I'm excited about SparkR, even though R is shunned in the field of big data. Bet...

threeseed · on June 12, 2015

R is absolutely not shunned in big data. It is very popular.

There is a reason Microsoft acquired Revolution Analytics.

eranation · on June 11, 2015

R on Spark is great, but the biggest issue in my view is R's runtime licensing, isn't it GPL? Am I worried for nothing?

zmmmmm · on June 11, 2015

I too have been mystified by R's licensing. I actually don't see how anyone can ship a commercial product using R in its current form. At very least you're in a legal gray area, at worst you are involuntarily open sourcing your product. Not that there's anything wrong with open sourcing a product, but I think there's an enormous potential issue that could foul up a lot of people down the track. The best discussion I have seen about this pretty much ends up with uninformed speculation. For now, I take the policy of "explore and prototype in R, build the real system in something else". Fortunately the flaws and limitations of R as a language make this a sensible choice for a host of other reasons as well.

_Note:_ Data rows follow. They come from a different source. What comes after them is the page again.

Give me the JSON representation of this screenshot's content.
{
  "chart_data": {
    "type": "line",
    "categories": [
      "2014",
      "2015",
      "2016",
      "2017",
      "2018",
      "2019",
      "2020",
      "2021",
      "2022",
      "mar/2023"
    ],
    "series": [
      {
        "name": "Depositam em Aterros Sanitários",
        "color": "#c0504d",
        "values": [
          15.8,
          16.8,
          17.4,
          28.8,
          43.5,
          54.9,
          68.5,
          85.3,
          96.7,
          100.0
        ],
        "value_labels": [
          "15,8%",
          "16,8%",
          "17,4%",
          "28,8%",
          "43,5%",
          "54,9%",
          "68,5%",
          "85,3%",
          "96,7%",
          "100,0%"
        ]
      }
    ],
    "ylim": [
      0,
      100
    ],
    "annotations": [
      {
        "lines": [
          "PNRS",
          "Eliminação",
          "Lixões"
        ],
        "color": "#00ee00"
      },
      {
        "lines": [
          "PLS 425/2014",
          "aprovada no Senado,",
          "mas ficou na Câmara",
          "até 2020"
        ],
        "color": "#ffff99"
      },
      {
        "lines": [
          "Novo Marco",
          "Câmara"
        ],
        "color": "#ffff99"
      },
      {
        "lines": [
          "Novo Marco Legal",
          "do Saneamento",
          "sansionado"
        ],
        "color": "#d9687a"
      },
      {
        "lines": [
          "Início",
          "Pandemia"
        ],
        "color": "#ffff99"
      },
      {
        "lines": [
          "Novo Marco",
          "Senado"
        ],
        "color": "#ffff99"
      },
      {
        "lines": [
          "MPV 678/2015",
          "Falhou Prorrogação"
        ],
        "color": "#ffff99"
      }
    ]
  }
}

mwexler · on June 11, 2015

Not sure that R is _shunned_ in big data, as much as there are better solutions once you get to a certain level of big.

IndianAstronaut · on June 11, 2015

It will be interesting to see how all the R libraries play with Spark. There are bound to be some hiccups there.

minimaxir · on June 11, 2015

My interpretation is that it will convert DataFrames to normal data.frames when necessary. Unfortunately, this removes the performance efficiency of Spark.

Since currently SparkR only supports aggregation, it limits the usability of SparkR slightly. Future versions will apparently have MLib support which should alleviate that.